7. Have a landline phone that does not require electric power. We had one cordless that plugged into the wall and one old fashioned 1970's push button phone. The cordless was useless, the other allowed us to find family and make sure they were okay and vice versa. Lots of people had phone service, but no working phone. I know one lady who didn't know if her son was dead or alive for over a week until he drove up to her driveway. He had no way to contact her.
8. Satellite TV is better than cable. I had my satellite up and running pretty quickly. Some people in town STILL don't have cable. Comcast was not allowed to even work on their lines until after the electric company got all their grids up and running. Heck, Comcast didn't even have power for over a week and a half. No power, no service.
9. Buy good insurance and know what it says. Cheaper is not always better, better is not always cheaper. Find out who pays out the most money with the least fuss the quickest. It matters. It really really matters. Get flood insurance whether you think you need it or not. Remember all those burning warehouses in New Orleans? I wonder how many of those "accidental" fires didn't have flood insurance and would have been a total loss had they not had an "accidental" fire.

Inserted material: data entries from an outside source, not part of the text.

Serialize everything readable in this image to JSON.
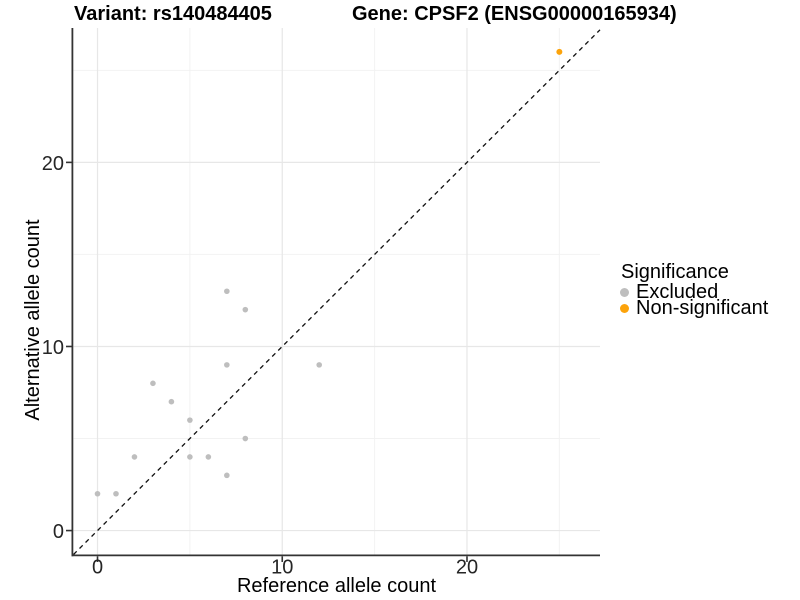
{
  "header": {
    "variant_title": "Variant: rs140484405",
    "gene_title": "Gene: CPSF2 (ENSG00000165934)"
  },
  "chart_data": {
    "type": "scatter",
    "title": "Variant: rs140484405  |  Gene: CPSF2 (ENSG00000165934)",
    "xlabel": "Reference allele count",
    "ylabel": "Alternative allele count",
    "xlim": [
      -1.3,
      27.2
    ],
    "ylim": [
      -1.3,
      27.3
    ],
    "x_major_ticks": [
      0,
      10,
      20
    ],
    "y_major_ticks": [
      0,
      10,
      20
    ],
    "x_minor_gridlines": [
      5,
      15,
      25
    ],
    "y_minor_gridlines": [
      5,
      15,
      25
    ],
    "grid": "major-and-minor",
    "legend": {
      "title": "Significance",
      "position": "right",
      "entries": [
        "Excluded",
        "Non-significant"
      ]
    },
    "identity_line": {
      "type": "y-equals-x",
      "style": "dashed",
      "color": "#111111"
    },
    "series": [
      {
        "name": "Excluded",
        "color": "#BEBEBE",
        "point_radius": 2.8,
        "points": [
          [
            0,
            2
          ],
          [
            1,
            2
          ],
          [
            2,
            4
          ],
          [
            3,
            8
          ],
          [
            4,
            7
          ],
          [
            5,
            4
          ],
          [
            5,
            6
          ],
          [
            6,
            4
          ],
          [
            7,
            3
          ],
          [
            7,
            9
          ],
          [
            7,
            13
          ],
          [
            8,
            5
          ],
          [
            8,
            12
          ],
          [
            12,
            9
          ]
        ]
      },
      {
        "name": "Non-significant",
        "color": "#FCA30B",
        "point_radius": 3.0,
        "points": [
          [
            25,
            26
          ]
        ]
      }
    ],
    "colors": {
      "background": "#FFFFFF",
      "major_grid": "#E7E7E7",
      "minor_grid": "#F2F2F2",
      "axis_line": "#333333",
      "tick_text": "#262626"
    }
  }
}
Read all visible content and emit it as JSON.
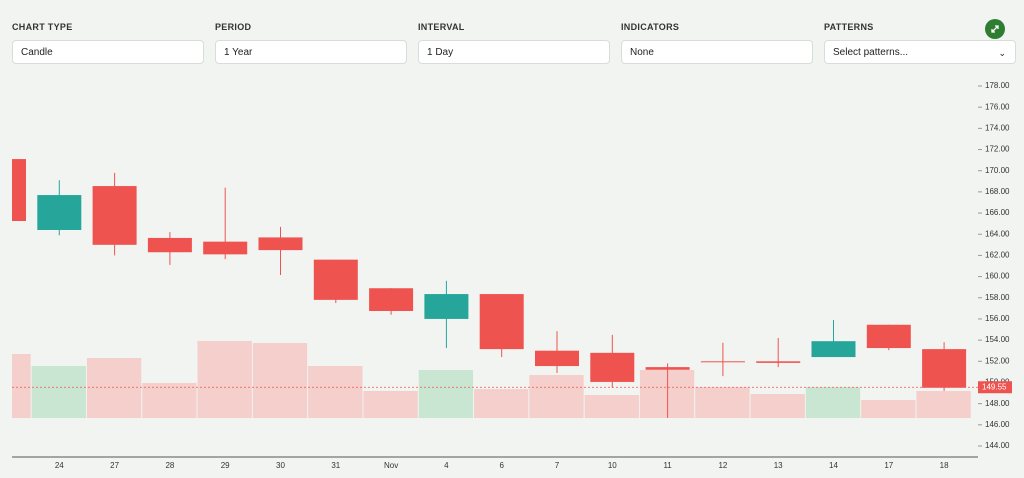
{
  "controls": [
    {
      "label": "CHART TYPE",
      "value": "Candle"
    },
    {
      "label": "PERIOD",
      "value": "1 Year"
    },
    {
      "label": "INTERVAL",
      "value": "1 Day"
    },
    {
      "label": "INDICATORS",
      "value": "None"
    },
    {
      "label": "PATTERNS",
      "value": "Select patterns..."
    }
  ],
  "chart_data": {
    "type": "candlestick",
    "categories": [
      null,
      "24",
      "27",
      "28",
      "29",
      "30",
      "31",
      "Nov",
      "4",
      "6",
      "7",
      "10",
      "11",
      "12",
      "13",
      "14",
      "17",
      "18"
    ],
    "open": [
      171.1,
      164.4,
      168.55,
      163.65,
      163.3,
      163.7,
      161.6,
      158.9,
      156.0,
      158.35,
      153.0,
      152.8,
      151.45,
      152.0,
      152.0,
      152.4,
      155.45,
      153.15
    ],
    "high": [
      171.1,
      169.1,
      169.8,
      164.2,
      168.4,
      164.7,
      161.6,
      158.9,
      159.6,
      158.35,
      154.85,
      154.5,
      151.8,
      153.75,
      154.2,
      155.9,
      155.45,
      153.8
    ],
    "low": [
      165.25,
      163.9,
      162.0,
      161.1,
      161.65,
      160.15,
      157.5,
      156.4,
      153.25,
      152.4,
      150.9,
      149.5,
      146.65,
      150.6,
      151.45,
      152.4,
      153.05,
      149.2
    ],
    "close": [
      165.25,
      167.7,
      163.0,
      162.3,
      162.1,
      162.5,
      157.8,
      156.75,
      158.35,
      153.15,
      151.55,
      150.05,
      151.2,
      151.95,
      151.85,
      153.9,
      153.25,
      149.5
    ],
    "volume": [
      64,
      52,
      60,
      35,
      77,
      75,
      52,
      27,
      48,
      29,
      43,
      23,
      48,
      31,
      24,
      31,
      18,
      27
    ],
    "up_color": "#26a69a",
    "down_color": "#ef5350",
    "up_volume_color": "#c9e6d2",
    "down_volume_color": "#f5cfcb",
    "current_price": 149.55,
    "ylim": [
      144,
      178
    ],
    "yticks": [
      {
        "value": 144,
        "label": "144.00"
      },
      {
        "value": 146,
        "label": "146.00"
      },
      {
        "value": 148,
        "label": "148.00"
      },
      {
        "value": 150,
        "label": "150.00"
      },
      {
        "value": 152,
        "label": "152.00"
      },
      {
        "value": 154,
        "label": "154.00"
      },
      {
        "value": 156,
        "label": "156.00"
      },
      {
        "value": 158,
        "label": "158.00"
      },
      {
        "value": 160,
        "label": "160.00"
      },
      {
        "value": 162,
        "label": "162.00"
      },
      {
        "value": 164,
        "label": "164.00"
      },
      {
        "value": 166,
        "label": "166.00"
      },
      {
        "value": 168,
        "label": "168.00"
      },
      {
        "value": 170,
        "label": "170.00"
      },
      {
        "value": 172,
        "label": "172.00"
      },
      {
        "value": 174,
        "label": "174.00"
      },
      {
        "value": 176,
        "label": "176.00"
      },
      {
        "value": 178,
        "label": "178.00"
      }
    ]
  }
}
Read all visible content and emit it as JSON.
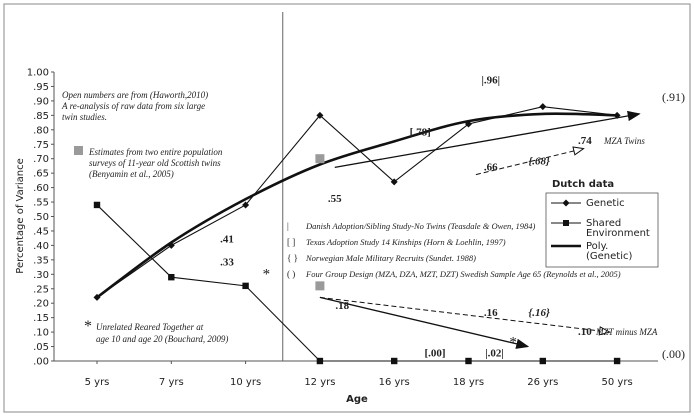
{
  "chart_data": {
    "type": "line",
    "xlabel": "Age",
    "ylabel": "Percentage of Variance",
    "categories": [
      "5 yrs",
      "7 yrs",
      "10 yrs",
      "12 yrs",
      "16 yrs",
      "18 yrs",
      "26 yrs",
      "50 yrs"
    ],
    "yticks": [
      ".00",
      ".05",
      ".10",
      ".15",
      ".20",
      ".25",
      ".30",
      ".35",
      ".40",
      ".45",
      ".50",
      ".55",
      ".60",
      ".65",
      ".70",
      ".75",
      ".80",
      ".85",
      ".90",
      ".95",
      "1.00"
    ],
    "ylim": [
      0,
      1.0
    ],
    "grid": false,
    "series": [
      {
        "name": "Genetic",
        "marker": "diamond",
        "values": [
          0.22,
          0.4,
          0.54,
          0.85,
          0.62,
          0.82,
          0.88,
          0.85
        ]
      },
      {
        "name": "Shared Environment",
        "marker": "square",
        "values": [
          0.54,
          0.29,
          0.26,
          0.0,
          0.0,
          0.0,
          0.0,
          0.0
        ]
      },
      {
        "name": "Poly. (Genetic)",
        "marker": "none",
        "fit": "polynomial",
        "values": [
          0.22,
          0.41,
          0.56,
          0.68,
          0.76,
          0.83,
          0.855,
          0.85
        ]
      }
    ],
    "gray_squares": [
      {
        "x": 3.0,
        "y": 0.7
      },
      {
        "x": 3.0,
        "y": 0.26
      }
    ],
    "legend": {
      "position": "right",
      "title": "Dutch data",
      "entries": [
        "Genetic",
        "Shared",
        "Environment",
        "Poly.",
        "(Genetic)"
      ]
    },
    "mza_twins": {
      "genetic_label": ".74",
      "genetic_text": "MZA Twins",
      "shared_label": ".10",
      "shared_text": "MZT minus MZA"
    },
    "annotations": {
      "open_numbers_1": "Open numbers are from (Haworth,2010)",
      "open_numbers_2": "A re-analysis of raw data from six large",
      "open_numbers_3": "twin studies.",
      "scottish_1": "Estimates from two entire population",
      "scottish_2": "surveys of 11-year old Scottish twins",
      "scottish_3": "(Benyamin et al., 2005)",
      "unrelated_1": "Unrelated Reared Together at",
      "unrelated_2": "age 10 and age 20 (Bouchard, 2009)",
      "asterisk": "*",
      "right_top": "(.91)",
      "right_bottom": "(.00)"
    },
    "studies": [
      {
        "symbol": "|",
        "text": "Danish Adoption/Sibling Study-No Twins (Teasdale & Owen, 1984)"
      },
      {
        "symbol": "[ ]",
        "text": "Texas Adoption Study 14 Kinships (Horn & Loehlin, 1997)"
      },
      {
        "symbol": "{ }",
        "text": "Norwegian Male Military Recruits (Sundet. 1988)"
      },
      {
        "symbol": "( )",
        "text": "Four Group Design (MZA, DZA, MZT, DZT) Swedish Sample Age 65 (Reynolds et al., 2005)"
      }
    ],
    "value_labels": [
      {
        "text": "|.96|",
        "x": 5.3,
        "y": 0.96,
        "bold": true,
        "italic": false
      },
      {
        "text": ".41",
        "x": 1.75,
        "y": 0.41,
        "bold": true,
        "italic": false
      },
      {
        "text": ".55",
        "x": 3.2,
        "y": 0.55,
        "bold": true,
        "italic": false
      },
      {
        "text": "[.78]",
        "x": 4.35,
        "y": 0.78,
        "bold": true,
        "italic": false
      },
      {
        "text": ".66",
        "x": 5.3,
        "y": 0.66,
        "bold": true,
        "italic": false
      },
      {
        "text": "{.68}",
        "x": 5.95,
        "y": 0.68,
        "bold": true,
        "italic": true
      },
      {
        "text": ".33",
        "x": 1.75,
        "y": 0.33,
        "bold": true,
        "italic": false
      },
      {
        "text": "*",
        "x": 2.28,
        "y": 0.285,
        "bold": false,
        "italic": false
      },
      {
        "text": ".18",
        "x": 3.3,
        "y": 0.18,
        "bold": true,
        "italic": false
      },
      {
        "text": ".16",
        "x": 5.3,
        "y": 0.155,
        "bold": true,
        "italic": false
      },
      {
        "text": "{.16}",
        "x": 5.95,
        "y": 0.155,
        "bold": true,
        "italic": true
      },
      {
        "text": "*",
        "x": 5.6,
        "y": 0.05,
        "bold": false,
        "italic": false
      },
      {
        "text": "[.00]",
        "x": 4.55,
        "y": 0.015,
        "bold": true,
        "italic": false
      },
      {
        "text": "|.02|",
        "x": 5.35,
        "y": 0.015,
        "bold": true,
        "italic": false
      }
    ],
    "solid_arrows": [
      {
        "from": [
          3.2,
          0.67
        ],
        "to": [
          7.3,
          0.855
        ]
      },
      {
        "from": [
          3.0,
          0.22
        ],
        "to": [
          5.8,
          0.05
        ]
      }
    ],
    "dashed_arrows": [
      {
        "from": [
          5.1,
          0.645
        ],
        "to": [
          6.55,
          0.735
        ]
      },
      {
        "from": [
          3.0,
          0.22
        ],
        "to": [
          6.9,
          0.1
        ]
      }
    ],
    "divider_x": 2.5
  }
}
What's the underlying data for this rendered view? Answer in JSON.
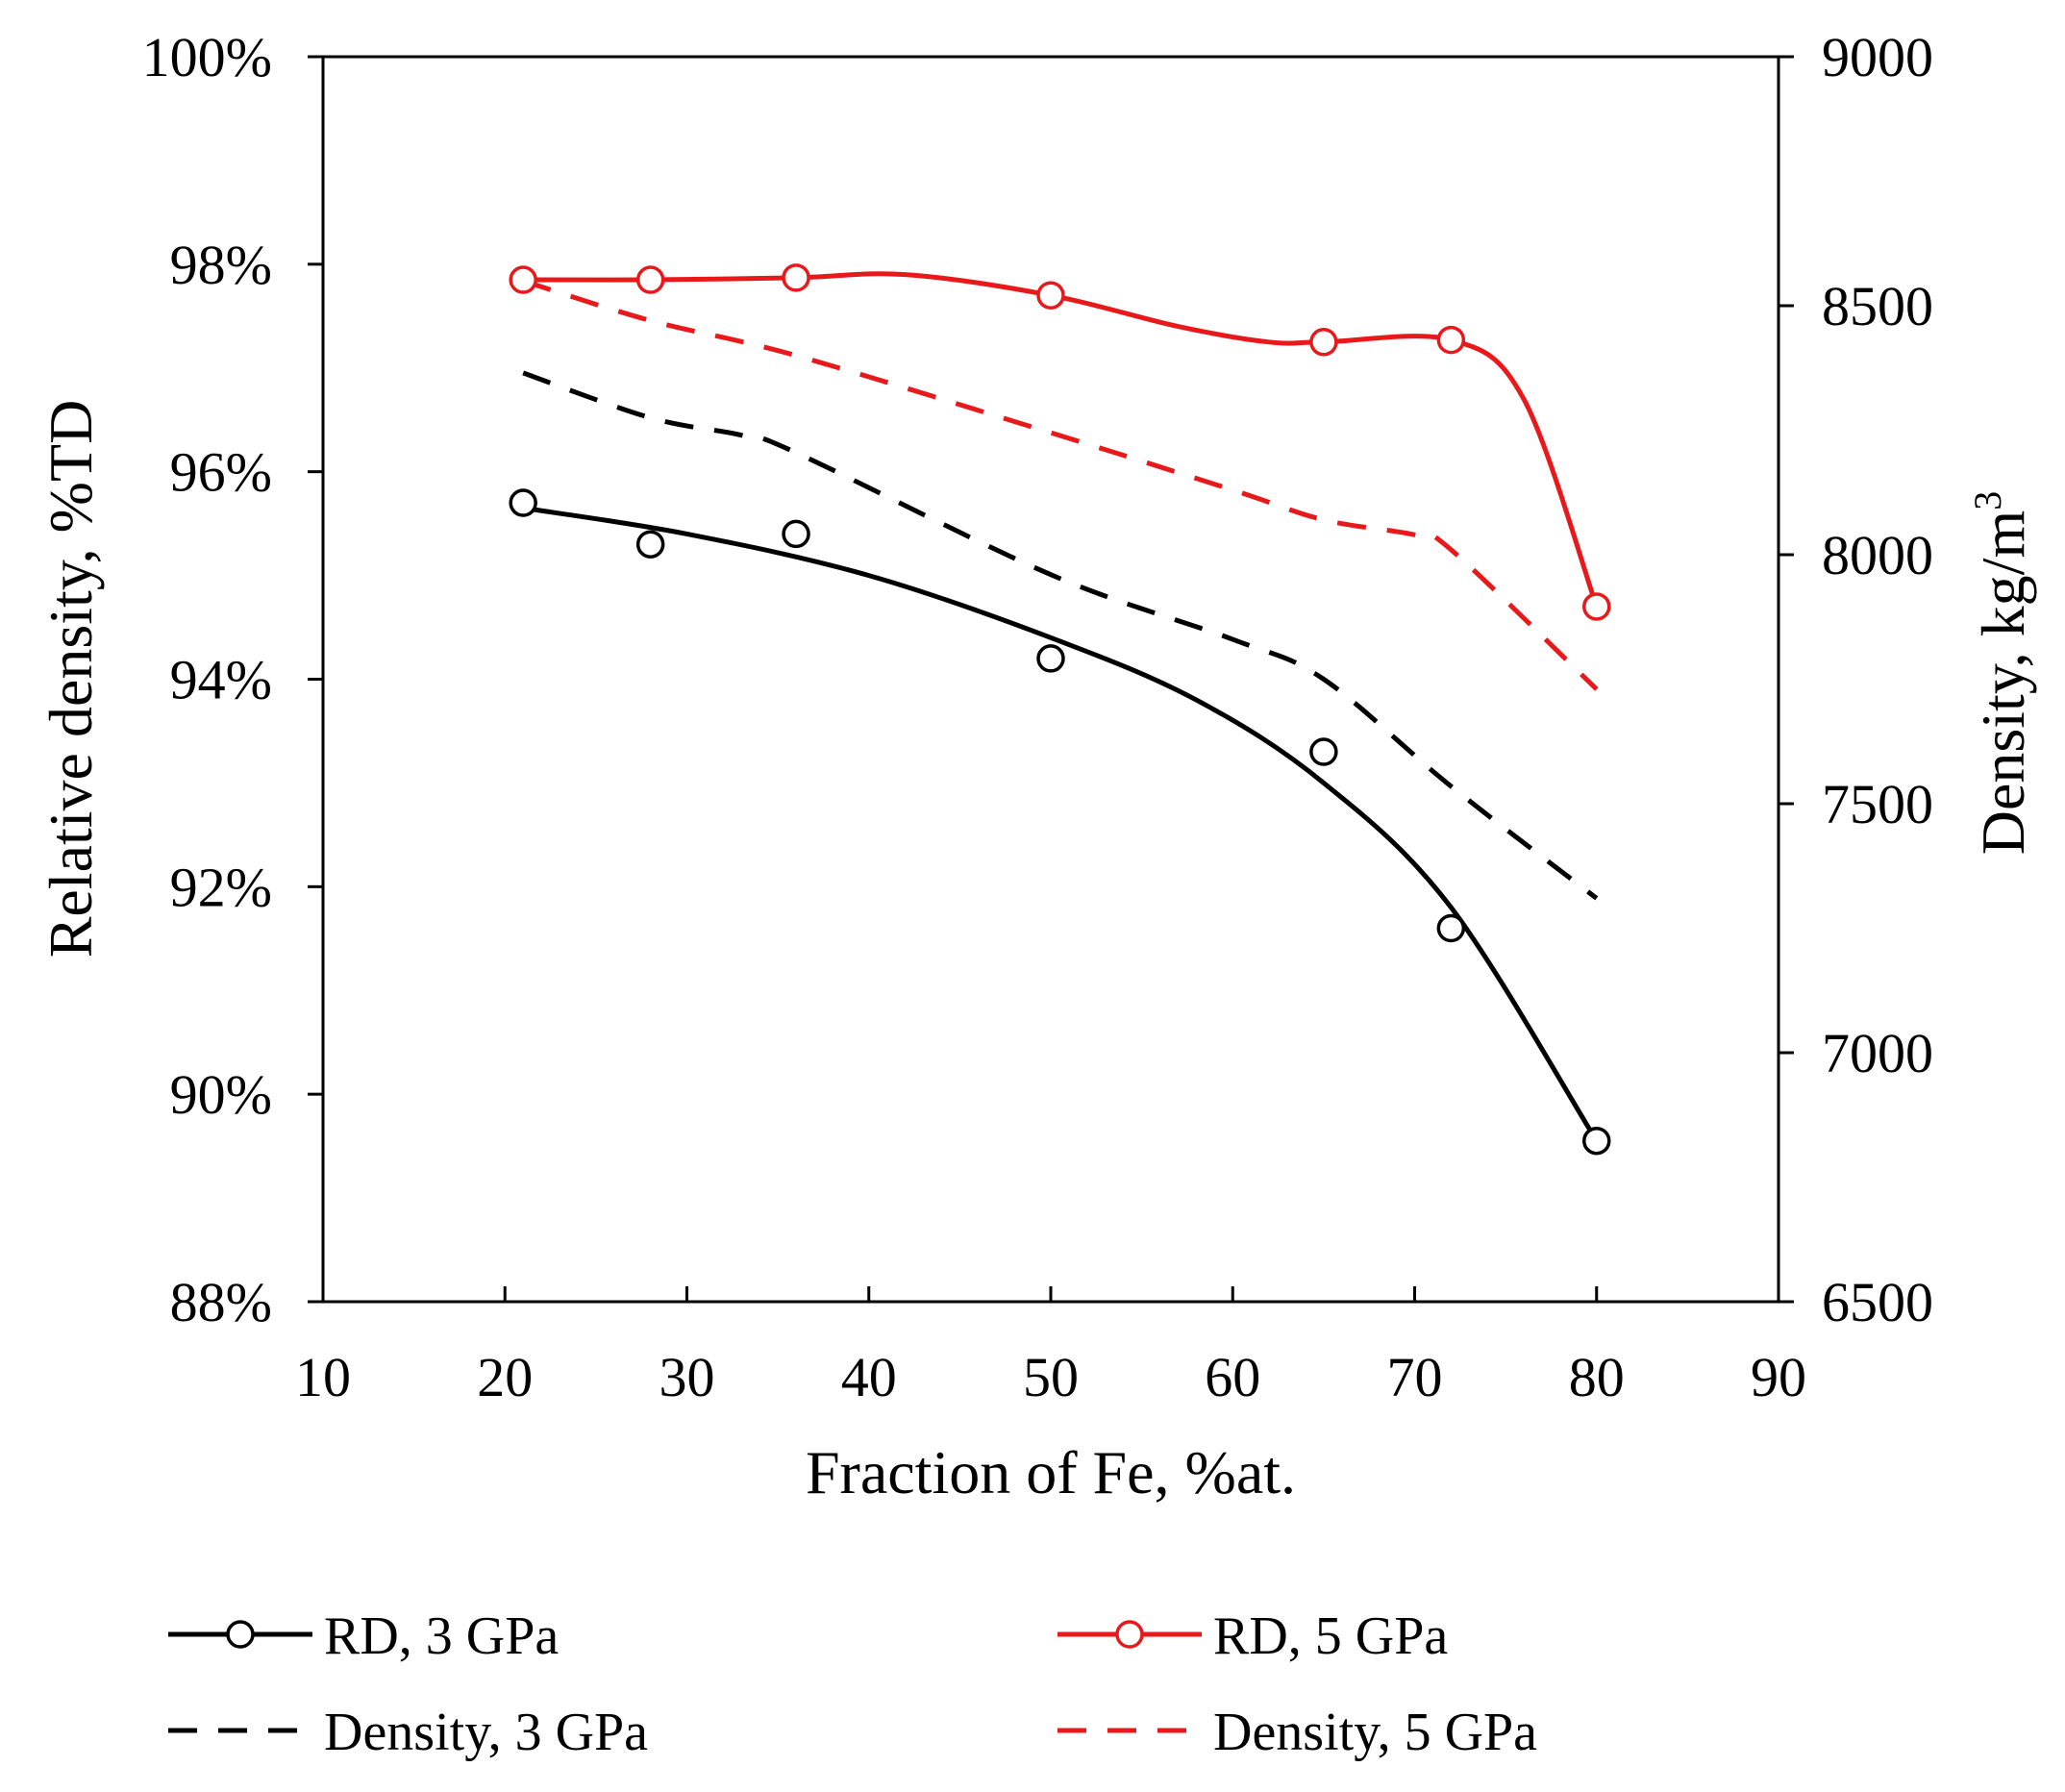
{
  "chart_data": {
    "type": "line",
    "title": "",
    "xlabel": "Fraction of Fe, %at.",
    "ylabel_left": "Relative density, %TD",
    "ylabel_right_prefix": "Density, kg/m",
    "ylabel_right_superscript": "3",
    "xlim": [
      10,
      90
    ],
    "ylim_left": [
      88,
      100
    ],
    "ylim_right": [
      6500,
      9000
    ],
    "x_ticks": [
      10,
      20,
      30,
      40,
      50,
      60,
      70,
      80,
      90
    ],
    "x_tick_labels": [
      "10",
      "20",
      "30",
      "40",
      "50",
      "60",
      "70",
      "80",
      "90"
    ],
    "y_left_ticks": [
      88,
      90,
      92,
      94,
      96,
      98,
      100
    ],
    "y_left_tick_labels": [
      "88%",
      "90%",
      "92%",
      "94%",
      "96%",
      "98%",
      "100%"
    ],
    "y_right_ticks": [
      6500,
      7000,
      7500,
      8000,
      8500,
      9000
    ],
    "y_right_tick_labels": [
      "6500",
      "7000",
      "7500",
      "8000",
      "8500",
      "9000"
    ],
    "grid": false,
    "legend_position": "bottom",
    "series": [
      {
        "name": "RD, 3 GPa",
        "axis": "left",
        "style": "solid-markers",
        "color": "#000000",
        "x": [
          21,
          28,
          36,
          50,
          65,
          72,
          80
        ],
        "values": [
          95.7,
          95.3,
          95.4,
          94.2,
          93.3,
          91.6,
          89.55
        ],
        "fit_x": [
          21,
          30,
          40,
          50,
          58,
          65,
          72,
          80
        ],
        "fit_values": [
          95.65,
          95.4,
          95.0,
          94.4,
          93.8,
          93.0,
          91.8,
          89.55
        ]
      },
      {
        "name": "RD, 5 GPa",
        "axis": "left",
        "style": "solid-markers",
        "color": "#e8191b",
        "x": [
          21,
          28,
          36,
          50,
          65,
          72,
          80
        ],
        "values": [
          97.85,
          97.85,
          97.87,
          97.7,
          97.25,
          97.27,
          94.7
        ],
        "fit_x": [
          21,
          28,
          36,
          42,
          50,
          57,
          62,
          65,
          72,
          76,
          80
        ],
        "fit_values": [
          97.85,
          97.85,
          97.87,
          97.9,
          97.7,
          97.4,
          97.25,
          97.25,
          97.27,
          96.7,
          94.7
        ]
      },
      {
        "name": "Density, 3 GPa",
        "axis": "right",
        "style": "dashed",
        "color": "#000000",
        "x": [
          21,
          28,
          33,
          36,
          50,
          60,
          65,
          72,
          80
        ],
        "values": [
          8365,
          8275,
          8240,
          8205,
          7960,
          7830,
          7750,
          7535,
          7310
        ]
      },
      {
        "name": "Density, 5 GPa",
        "axis": "right",
        "style": "dashed",
        "color": "#e8191b",
        "x": [
          21,
          28,
          36,
          50,
          60,
          65,
          70,
          72,
          80
        ],
        "values": [
          8550,
          8470,
          8400,
          8245,
          8130,
          8070,
          8040,
          8010,
          7730
        ]
      }
    ]
  }
}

10. Have a reliable vehicle. If all else fails or things are not looking good. GET OUT!!! My best friend is in the National Guard and was on the coast before the hurricane. He said the dead bodies were lying around like driftwood. Men, women, and children killed by the storm and many washed out to sea. They should have left. Some could, some couldn't. I would rather be one who can.
The only reason we stayed was because nobody evacuates from Hattiesburg. Everyone evacuates TO Hattiesburg. We had no idea of what was coming. Even Camille veterans were stunned. We were IMO also victims of the "little boy who cried wolf" syndrome. We were told by the media that every hurricane that came are direction was the big one and all of them petered out, hit elsewhere, or weren't that big a deal. When the big one really came, we just didn't believe it. We do now. I prepared for Rita like it was my last day on earth. All we got was a little rain. I don't care. I'll do it again.
Anyway, I thought some of you might like a first person story about what is going on.


Matt Porter
(By the way, my drums are fine. Gigs are a little scarce right now, but that will come back I am sure.)